50 Tote in Gaza angeblich Hamas-Mitglieder

50 der 60 Todesopfer in Folge der Zusammenstöße im Gazastreifen sollen Hamas-Mitglieder gewesen sein, sagt ein Sprecher der Organisation. Und liefert Israel damit den Beweis, dass ein friedlicher Protest nie geplant war.

Sanitäter bergen einen palästinenischen Protestanten
Sanitäter bergen einen palästinenischen Protestanten
APA/AFP/SAID KHATIB

Bei den blutigen Ausschreitungen im Gazastreifen am Montag sollen 50 der 60 Todesopfer Mitglieder der Hamas gewesen sein. Das sagte Salah Bardawil, ein Vertreter der radikal islamischen Organisation, am Donnerstag im palästinensischen Fernsehen. Der Sprecher der Organisation, Fausi Barhum, bestätigte die Behauptung jedoch nicht. Barhum sagte lediglich, dass die Hamas die Kosten für die Begräbnisse der 50 Toten übernehme.

Auf die Todesumstände ging Bardawil nicht ein. Auch gab er keine Angaben dazu, wie und warum sie zu Tode kamen. Ein anderer ranghoher Hamas-Vertreter, Bassem Naim, sprach lediglich von der Hamas als einer "großen Bewegung" mit großem Rückhalt in der Bevölkerung. Bei derartigen Protesten seien entsprechend viele Hamas-Anhänger anwesend.
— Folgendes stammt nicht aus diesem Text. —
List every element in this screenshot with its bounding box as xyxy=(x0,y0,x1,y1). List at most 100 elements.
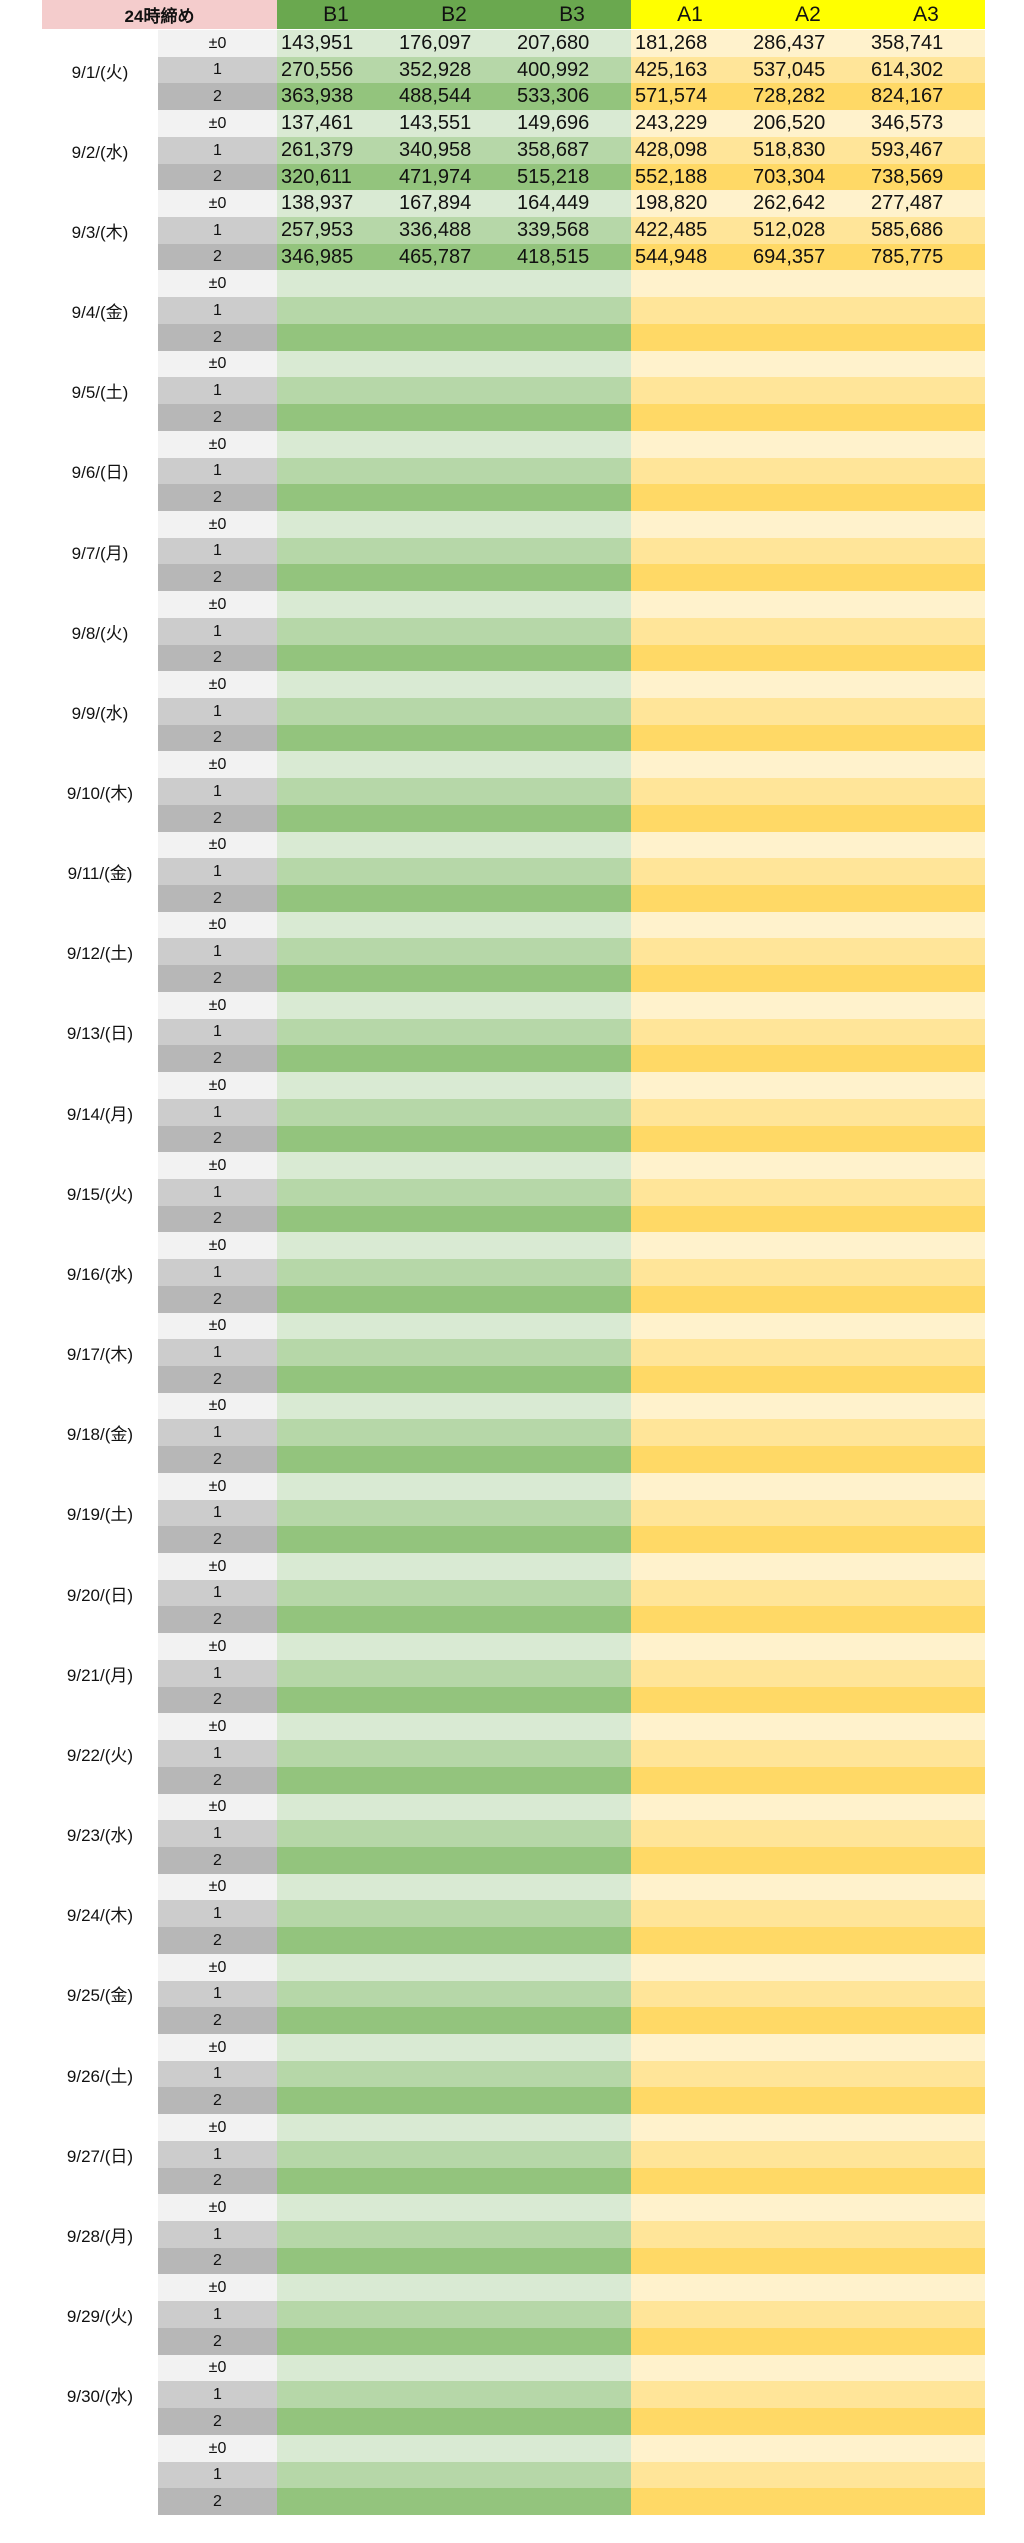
table-cell[interactable] xyxy=(631,1874,749,1900)
table-cell[interactable] xyxy=(395,1954,513,1981)
table-cell[interactable] xyxy=(277,1473,395,1500)
table-cell[interactable] xyxy=(867,938,985,965)
table-cell[interactable] xyxy=(513,538,631,564)
table-cell[interactable]: 181,268 xyxy=(631,30,749,57)
table-cell[interactable] xyxy=(631,965,749,992)
table-cell[interactable] xyxy=(513,2435,631,2462)
table-cell[interactable] xyxy=(277,1633,395,1660)
table-cell[interactable] xyxy=(513,832,631,858)
table-cell[interactable] xyxy=(395,938,513,965)
table-cell[interactable] xyxy=(867,1206,985,1232)
table-cell[interactable] xyxy=(395,778,513,805)
table-cell[interactable] xyxy=(749,698,867,725)
table-cell[interactable] xyxy=(513,1900,631,1927)
table-cell[interactable]: 320,611 xyxy=(277,164,395,190)
table-cell[interactable] xyxy=(749,1553,867,1580)
column-header-b3[interactable]: B3 xyxy=(513,0,631,29)
table-cell[interactable] xyxy=(395,2087,513,2114)
table-cell[interactable] xyxy=(749,645,867,671)
table-cell[interactable]: 262,642 xyxy=(749,190,867,217)
table-cell[interactable] xyxy=(395,2328,513,2355)
table-cell[interactable] xyxy=(867,1446,985,1473)
table-cell[interactable] xyxy=(749,2381,867,2408)
table-cell[interactable] xyxy=(513,1045,631,1072)
table-cell[interactable]: 336,488 xyxy=(395,217,513,244)
table-cell[interactable] xyxy=(749,2408,867,2435)
table-cell[interactable] xyxy=(867,1847,985,1874)
table-cell[interactable] xyxy=(867,725,985,751)
table-cell[interactable] xyxy=(867,1606,985,1633)
table-cell[interactable] xyxy=(395,1526,513,1553)
table-cell[interactable] xyxy=(395,1580,513,1606)
table-cell[interactable] xyxy=(749,270,867,297)
table-cell[interactable] xyxy=(395,404,513,431)
table-cell[interactable]: 428,098 xyxy=(631,137,749,164)
table-cell[interactable] xyxy=(277,484,395,511)
table-cell[interactable] xyxy=(513,1206,631,1232)
table-cell[interactable] xyxy=(749,297,867,324)
table-cell[interactable]: 143,551 xyxy=(395,110,513,137)
table-cell[interactable] xyxy=(867,1366,985,1393)
table-cell[interactable] xyxy=(631,404,749,431)
table-cell[interactable] xyxy=(631,2408,749,2435)
table-cell[interactable] xyxy=(867,270,985,297)
table-cell[interactable] xyxy=(395,671,513,698)
table-cell[interactable]: 738,569 xyxy=(867,164,985,190)
table-cell[interactable] xyxy=(867,751,985,778)
table-cell[interactable] xyxy=(277,351,395,377)
table-cell[interactable] xyxy=(277,1339,395,1366)
table-cell[interactable] xyxy=(867,1419,985,1446)
table-cell[interactable] xyxy=(513,1179,631,1206)
table-cell[interactable] xyxy=(395,2007,513,2034)
table-cell[interactable] xyxy=(749,538,867,564)
table-cell[interactable] xyxy=(277,2408,395,2435)
table-cell[interactable] xyxy=(867,885,985,912)
column-header-b2[interactable]: B2 xyxy=(395,0,513,29)
table-cell[interactable]: 143,951 xyxy=(277,30,395,57)
table-cell[interactable] xyxy=(513,1553,631,1580)
table-cell[interactable] xyxy=(631,591,749,618)
table-cell[interactable] xyxy=(277,885,395,912)
table-cell[interactable] xyxy=(277,1526,395,1553)
table-cell[interactable] xyxy=(867,297,985,324)
table-cell[interactable] xyxy=(867,992,985,1019)
table-cell[interactable] xyxy=(277,1419,395,1446)
table-cell[interactable] xyxy=(867,2087,985,2114)
table-cell[interactable] xyxy=(277,297,395,324)
table-cell[interactable] xyxy=(277,1393,395,1419)
table-cell[interactable] xyxy=(395,1927,513,1954)
table-cell[interactable] xyxy=(631,2248,749,2274)
table-cell[interactable] xyxy=(277,698,395,725)
table-cell[interactable] xyxy=(631,618,749,645)
table-cell[interactable] xyxy=(749,912,867,938)
table-cell[interactable] xyxy=(631,1206,749,1232)
table-cell[interactable] xyxy=(631,671,749,698)
table-cell[interactable] xyxy=(749,1313,867,1339)
table-cell[interactable] xyxy=(867,618,985,645)
table-cell[interactable] xyxy=(513,2408,631,2435)
table-cell[interactable] xyxy=(749,1045,867,1072)
table-cell[interactable] xyxy=(395,2061,513,2087)
table-cell[interactable] xyxy=(277,1900,395,1927)
table-cell[interactable]: 785,775 xyxy=(867,244,985,270)
table-cell[interactable] xyxy=(395,1900,513,1927)
table-cell[interactable] xyxy=(749,1393,867,1419)
table-cell[interactable]: 339,568 xyxy=(513,217,631,244)
table-cell[interactable]: 358,741 xyxy=(867,30,985,57)
table-cell[interactable] xyxy=(749,324,867,351)
table-cell[interactable] xyxy=(277,1232,395,1259)
table-cell[interactable] xyxy=(749,2355,867,2381)
table-cell[interactable] xyxy=(395,351,513,377)
table-cell[interactable] xyxy=(277,2061,395,2087)
table-cell[interactable] xyxy=(749,2488,867,2515)
table-cell[interactable] xyxy=(395,1553,513,1580)
table-cell[interactable] xyxy=(749,832,867,858)
table-cell[interactable] xyxy=(395,1072,513,1099)
table-cell[interactable] xyxy=(867,591,985,618)
table-cell[interactable] xyxy=(395,1099,513,1126)
table-cell[interactable] xyxy=(749,1820,867,1847)
table-cell[interactable] xyxy=(277,1099,395,1126)
table-cell[interactable] xyxy=(631,351,749,377)
table-cell[interactable] xyxy=(631,2087,749,2114)
table-cell[interactable] xyxy=(277,778,395,805)
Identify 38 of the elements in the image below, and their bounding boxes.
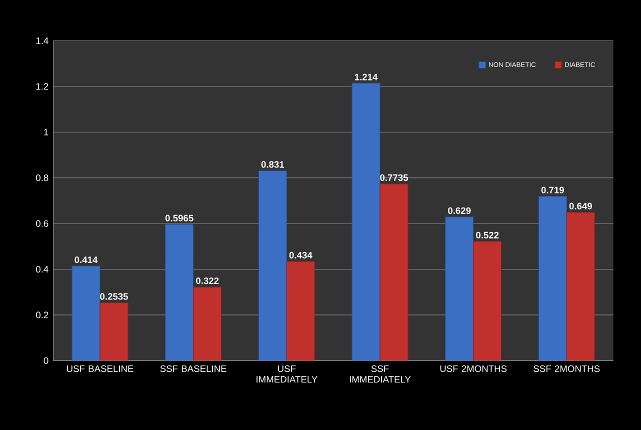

Die Getöteten hätten "friedlich" protestiert.

Für Israel Beweis für geplante Aufstände

Die Aussagen zu den Todesopfern wertet Israel nun als Beleg dafür, dass es sich nie um friedliche Proteste gehandelt hat. "Wir nehmen ihn beim Wort, das war kein friedlicher Protest", schreibt Armeesprecher Jonathan Conricus auf Twitter. "Diese Aufstände waren geplant und von Terroristen ausgeführt. Wir verteidigen uns, das ist alles, was wir tun. Auch Regierungssprecher Ofir Gendelman twitterte, Bardawil habe die "Wahrheit offengelegt".

In der Nacht zum Donnerstag flog Israel einen Luftangriff auf Ziele der Hamas im Gazastreifen. Dabei handle es sich um einen Vergeltungsangriff für den Beschuss israelischer Soldaten und der Stadt Sderot vom Vortag, erklärte das Militär. Mehrere Gebäude wurden getroffen, unter anderem die Infrastruktur eines Hamas-Militärkomplex und ein Waffenwerk. Nach Angaben des örtlichen Gesundheitsministeriums wurde bei den Angriffen ein Mensch verletzt.

Seit Wochen kommt es im Gazastreifen immer wieder zu gewaltsamen Unruhen. Am Montag kamen bei Aufständen am Grenzzaun im Gazastreifen 60 Menschen um, 2400 wurden verletzt. Israel feiert derzeit den 70. Jahrestag seiner Staatsgründung, die Palästinenser begehen in diesem Zusammenhang den Tag der "Nakba" (Katastrophe), mit dem sie an die Vertreibung Hunderttausender Menschen erinnern. De Verlegung der US-Botschaft am Montag war ein weiterer Auslöser des neuerlichen Gewaltausbruchs gewesen.